Ces mecs qui me parlent d'aventure

Je ne sais pas.

Il sentait plus la merde que cette petite pouponne qui avait chié dans son froc un peu plus tôt dans l'après-midi, que j'ai pourtant gardé aux bras vingt bonnes minutes.
Est-ce que c'est son odeur qui faisait que je ne voulais pas de lui ou est-ce que je ne voulais pas de lui à cause de son odeur?

Il a pourtant tout pour plaire ce garçon. Il est beau et charmant, sensible, drôle, intelligent, il a mon âge, il danse, chante, multi-instrumentiste, fait du théâtre, écrit, compose. Il est sportif. Il est kiné, bonjour la dextérité. Et surtout, il est intéressé. Sous couvert de l'humour, il me fait des avances. Pas très fines, les avances...que je ne peux m'empêcher d'être saisie par le fou-rire lorsqu'il tente des rapprochements peu discrets. Pardon à lui.

En ce moment, je n'ai pas envie que l'on m'invite à danser.

En ce moment, j'ai pas mal d'occasions. Mais même quand je joue avec le feu, quand je me pose moi-même au bord du précipice, que je me pousse un peu, pour voir, l'adrénaline. Je n'ai pas envie de sauter. Je n'ai pas envie que d'autres me prennent dans leurs bras, ne serait-ce que pour avoir moins froid.

Je crois qu'à sa manière, il a rehaussé ma barre d'exigences, et celle de mes valeurs.
Pas plus tard que tout à l'heure, lorsque je disais au gérant de ce café que j'étais en couple avec mon mec extra, il m'a fait de grands yeux :

- LE mec extra? Celui que je connais? Ouaouh. C'est pas n'importe qui. C'est un homme précieux. Il a de la chance de t'avoir. Mais tu en as aussi. Si j'étais une femme, je crois que je serais amoureuse de lui.

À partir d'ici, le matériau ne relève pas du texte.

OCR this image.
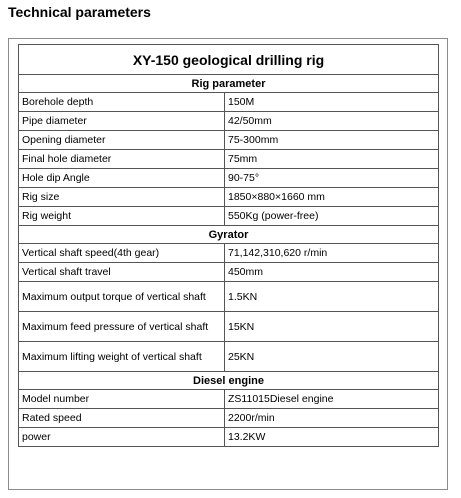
Technical parameters
XY-150 geological drilling rig	
Rig parameter	
Borehole depth	150M
Pipe diameter	42/50mm
Opening diameter	75-300mm
Final hole diameter	75mm
Hole dip Angle	90-75°
Rig size	1850×880×1660 mm
Rig weight	550Kg (power-free)
Gyrator	
Vertical shaft speed(4th gear)	71,142,310,620 r/min
Vertical shaft travel	450mm
Maximum output torque of vertical shaft	1.5KN
Maximum feed pressure of vertical shaft	15KN
Maximum lifting weight of vertical shaft	25KN
Diesel engine	
Model number	ZS11015Diesel engine
Rated speed	2200r/min
power	13.2KW
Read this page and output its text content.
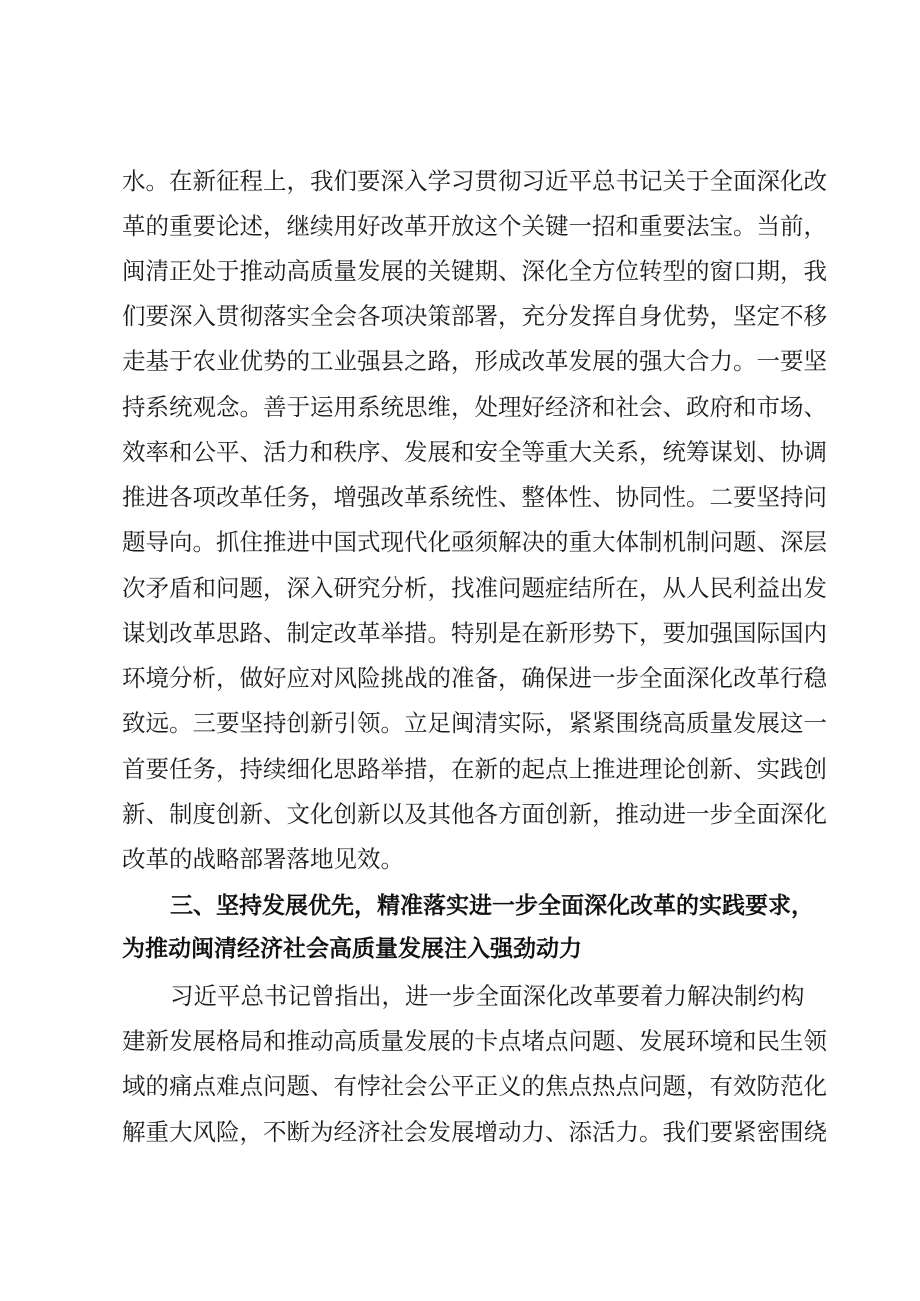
水。在新征程上，我们要深入学习贯彻习近平总书记关于全面深化改

革的重要论述，继续用好改革开放这个关键一招和重要法宝。当前，

闽清正处于推动高质量发展的关键期、深化全方位转型的窗口期，我

们要深入贯彻落实全会各项决策部署，充分发挥自身优势，坚定不移

走基于农业优势的工业强县之路，形成改革发展的强大合力。一要坚

持系统观念。善于运用系统思维，处理好经济和社会、政府和市场、

效率和公平、活力和秩序、发展和安全等重大关系，统筹谋划、协调

推进各项改革任务，增强改革系统性、整体性、协同性。二要坚持问

题导向。抓住推进中国式现代化亟须解决的重大体制机制问题、深层

次矛盾和问题，深入研究分析，找准问题症结所在，从人民利益出发

谋划改革思路、制定改革举措。特别是在新形势下，要加强国际国内

环境分析，做好应对风险挑战的准备，确保进一步全面深化改革行稳

致远。三要坚持创新引领。立足闽清实际，紧紧围绕高质量发展这一

首要任务，持续细化思路举措，在新的起点上推进理论创新、实践创

新、制度创新、文化创新以及其他各方面创新，推动进一步全面深化

改革的战略部署落地见效。

三、坚持发展优先，精准落实进一步全面深化改革的实践要求，
为推动闽清经济社会高质量发展注入强劲动力

习近平总书记曾指出，进一步全面深化改革要着力解决制约构

建新发展格局和推动高质量发展的卡点堵点问题、发展环境和民生领

域的痛点难点问题、有悖社会公平正义的焦点热点问题，有效防范化

解重大风险，不断为经济社会发展增动力、添活力。我们要紧密围绕
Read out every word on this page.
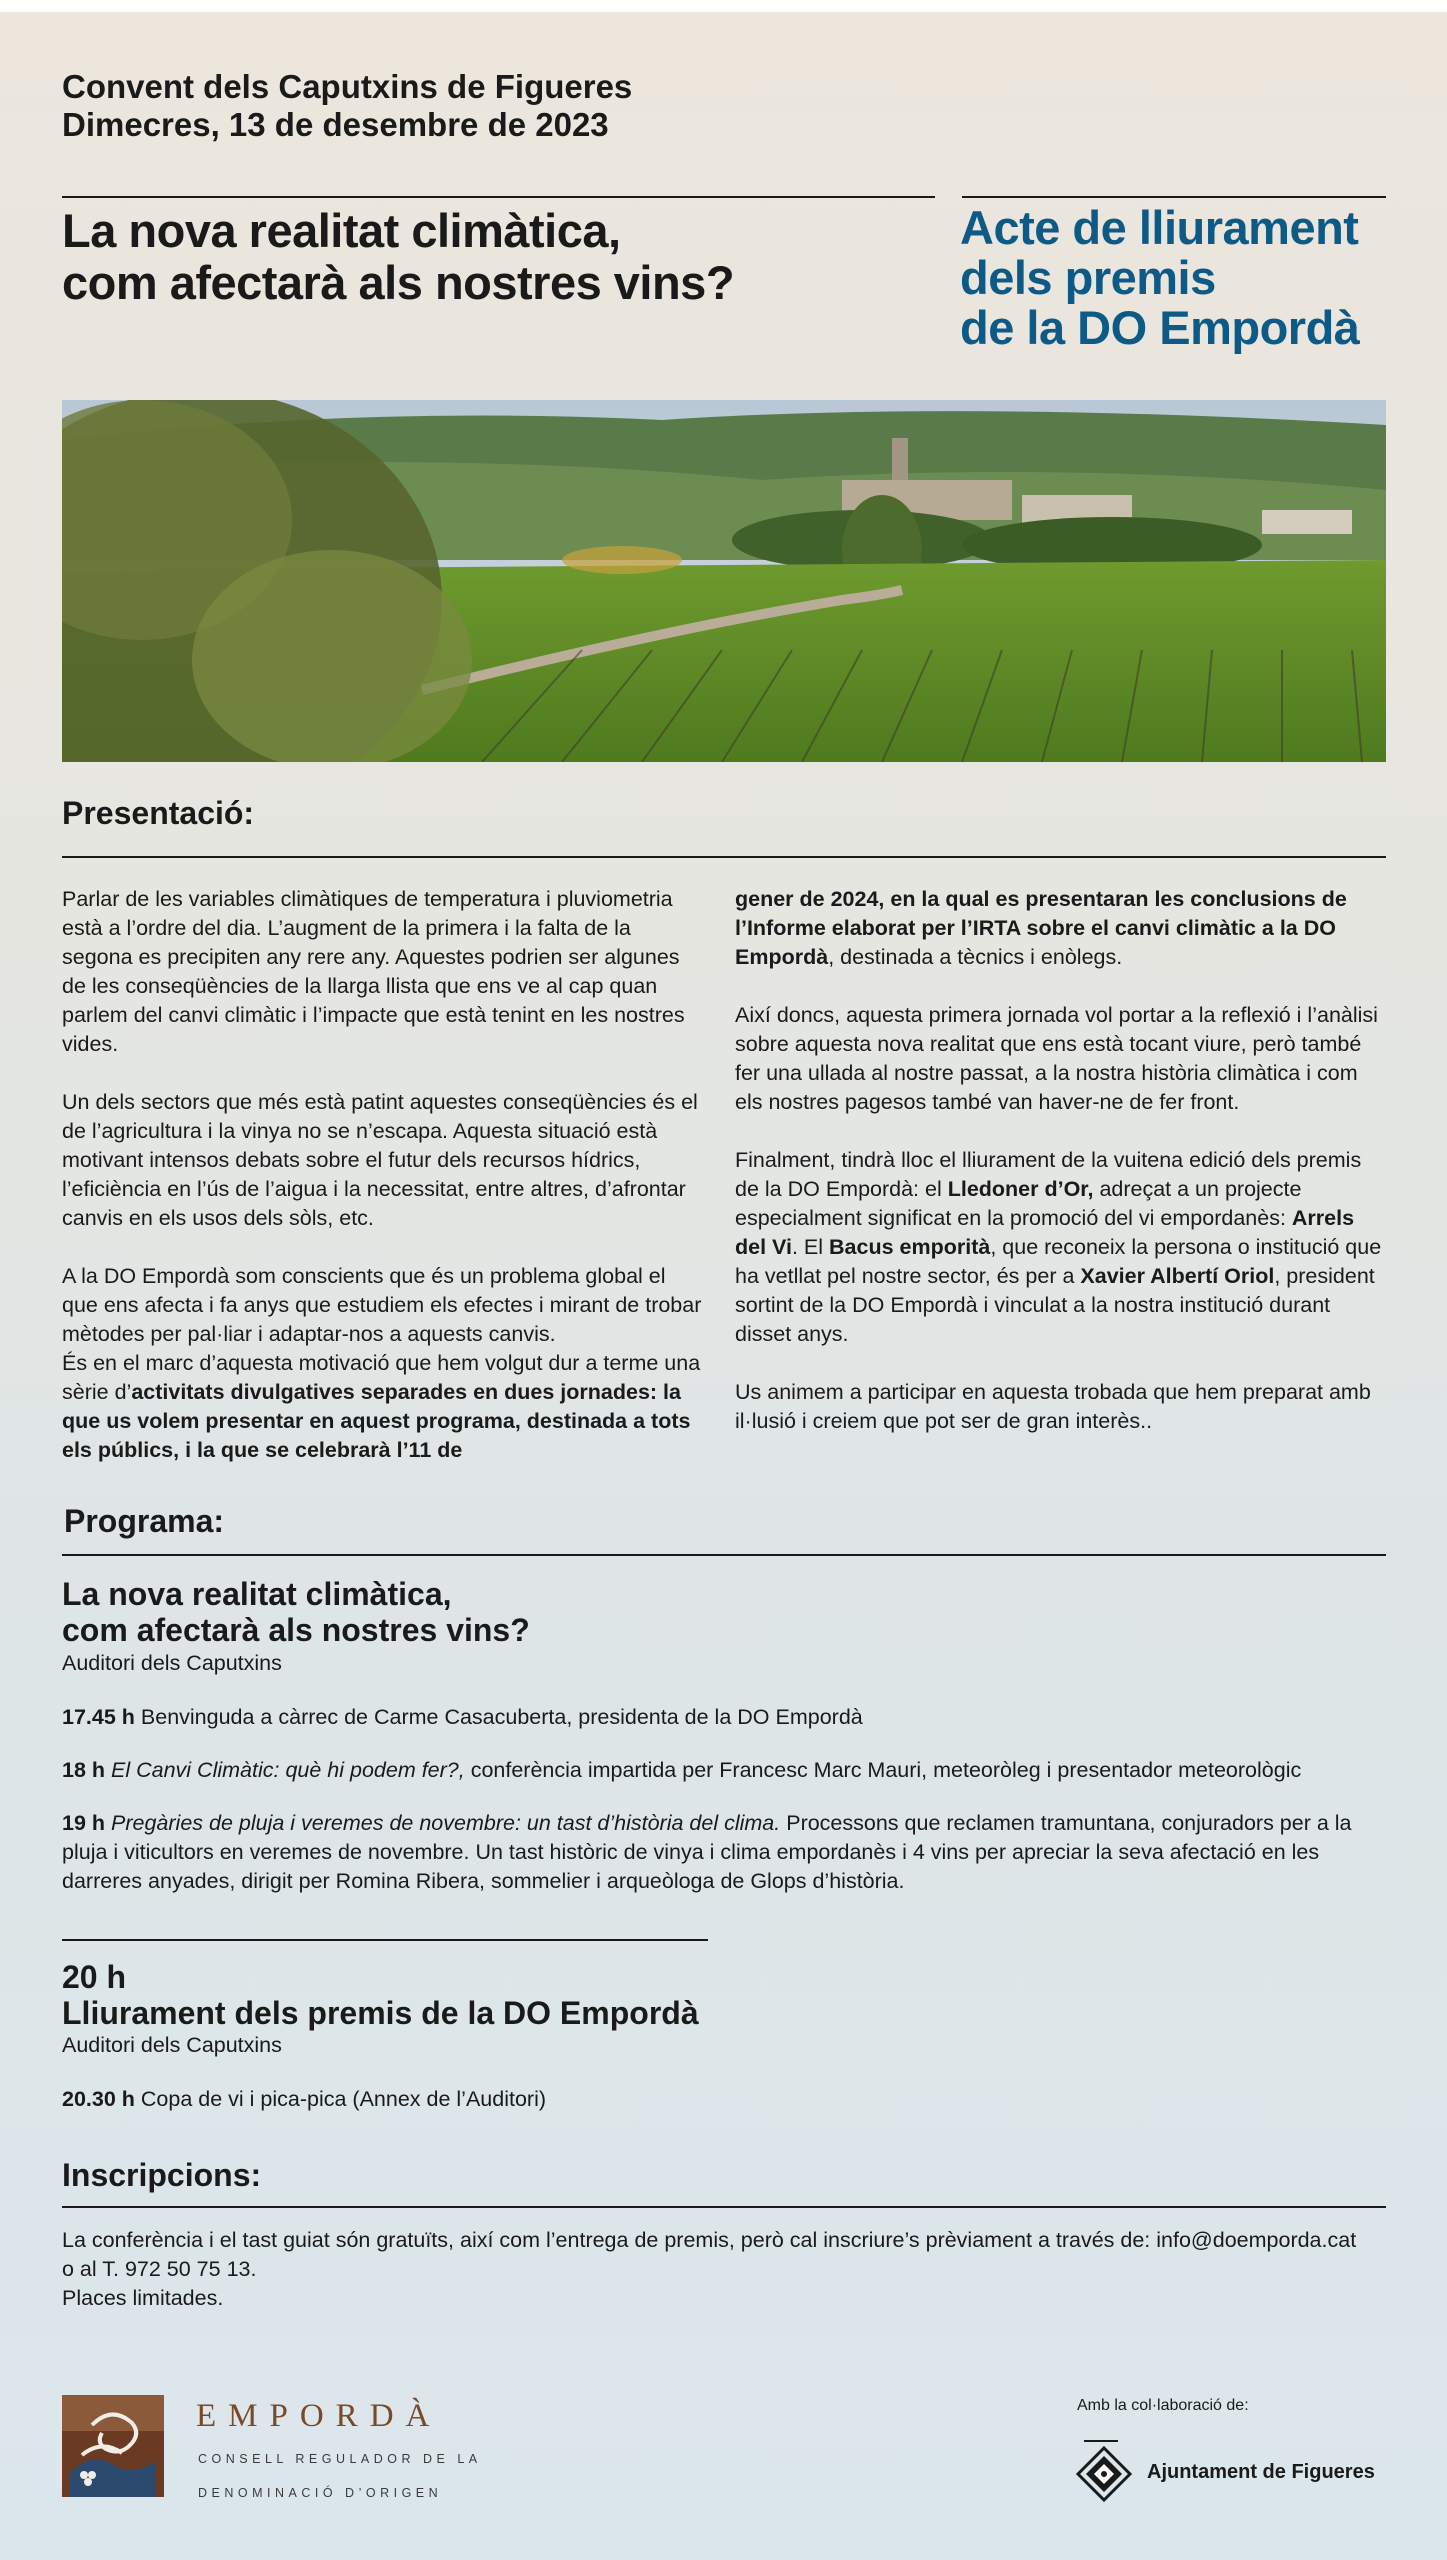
Convent dels Caputxins de Figueres
Dimecres, 13 de desembre de 2023
La nova realitat climàtica,
com afectarà als nostres vins?
Acte de lliurament
dels premis
de la DO Empordà
Presentació:

Parlar de les variables climàtiques de temperatura i pluviometria està a l’ordre del dia. L’augment de la primera i la falta de la segona es precipiten any rere any. Aquestes podrien ser algunes de les conseqüències de la llarga llista que ens ve al cap quan parlem del canvi climàtic i l’impacte que està tenint en les nostres vides.

Un dels sectors que més està patint aquestes conseqüències és el de l’agricultura i la vinya no se n’escapa. Aquesta situació està motivant intensos debats sobre el futur dels recursos hídrics, l’eficiència en l’ús de l’aigua i la necessitat, entre altres, d’afrontar canvis en els usos dels sòls, etc.

A la DO Empordà som conscients que és un problema global el que ens afecta i fa anys que estudiem els efectes i mirant de trobar mètodes per pal·liar i adaptar-nos a aquests canvis.
És en el marc d’aquesta motivació que hem volgut dur a terme una sèrie d’activitats divulgatives separades en dues jornades: la que us volem presentar en aquest programa, destinada a tots els públics, i la que se celebrarà l’11 de

gener de 2024, en la qual es presentaran les conclusions de l’Informe elaborat per l’IRTA sobre el canvi climàtic a la DO Empordà, destinada a tècnics i enòlegs.

Així doncs, aquesta primera jornada vol portar a la reflexió i l’anàlisi sobre aquesta nova realitat que ens està tocant viure, però també fer una ullada al nostre passat, a la nostra història climàtica i com els nostres pagesos també van haver-ne de fer front.

Finalment, tindrà lloc el lliurament de la vuitena edició dels premis de la DO Empordà: el Lledoner d’Or, adreçat a un projecte especialment significat en la promoció del vi empordanès: Arrels del Vi. El Bacus emporità, que reconeix la persona o institució que ha vetllat pel nostre sector, és per a Xavier Albertí Oriol, president sortint de la DO Empordà i vinculat a la nostra institució durant disset anys.

Us animem a participar en aquesta trobada que hem preparat amb il·lusió i creiem que pot ser de gran interès..

Programa:
La nova realitat climàtica,
com afectarà als nostres vins?
Auditori dels Caputxins
17.45 h Benvinguda a càrrec de Carme Casacuberta, presidenta de la DO Empordà
18 h El Canvi Climàtic: què hi podem fer?, conferència impartida per Francesc Marc Mauri, meteoròleg i presentador meteorològic
19 h Pregàries de pluja i veremes de novembre: un tast d’història del clima. Processons que reclamen tramuntana, conjuradors per a la pluja i viticultors en veremes de novembre. Un tast històric de vinya i clima empordanès i 4 vins per apreciar la seva afectació en les darreres anyades, dirigit per Romina Ribera, sommelier i arqueòloga de Glops d’història.
20 h
Lliurament dels premis de la DO Empordà
Auditori dels Caputxins
20.30 h Copa de vi i pica-pica (Annex de l’Auditori)
Inscripcions:
La conferència i el tast guiat són gratuïts, així com l’entrega de premis, però cal inscriure’s prèviament a través de: info@doemporda.cat
o al T. 972 50 75 13.
Places limitades.
EMPORDÀ
CONSELL REGULADOR DE LA
DENOMINACIÓ D’ORIGEN
Amb la col·laboració de:
Ajuntament de Figueres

Les gens continuent à me raconter à quel point il a été un tremplin, un soutien dans leurs vies, à quel point ils sont admiratifs de ce qu'il est, de ce qu'il fait. Moi aussi, je suis admirative, pleine de respect. Lorsqu'il prend la parole, et que mon épaule doucement touche la sienne, je me sens un renfort silencieux. Une allié à sa cause, comme il peut formidablement l'être à la mienne.

J'aime qu'il se réalise.

Je trouve ça rare. Et quand je sais qu'il n'a pas eu d'histoires depuis bien six ans, qu'il est farouche et exigeant, je me sens emplie de reconnaissance. Qu'il m'ait choisie moi. Et pas quelqu'un d'autre.
Qu'il m'ait fait de la place dans sa vie, si complète.
Je ne sais pas.

Ce n'est pas comme si j'étais davantage rassurée.
Je sais qu'avec lui, tout peut se terminer du jour au lendemain.
C'est juste que je ne sens plus le besoin de me rassurer en les autres.

mercredi 19 novembre 2014

Il est beaucoup trop tard pour être philosophe

Tu me manques.

Je me réécoute ton vieux message sur mon répondeur en me marrant comme une débile quand tu prends ton accent du sud à peine exagéré pour déclarer "salut, c'est la bichounette! la bichounette des quartiers qui appelle sa panthérounette!".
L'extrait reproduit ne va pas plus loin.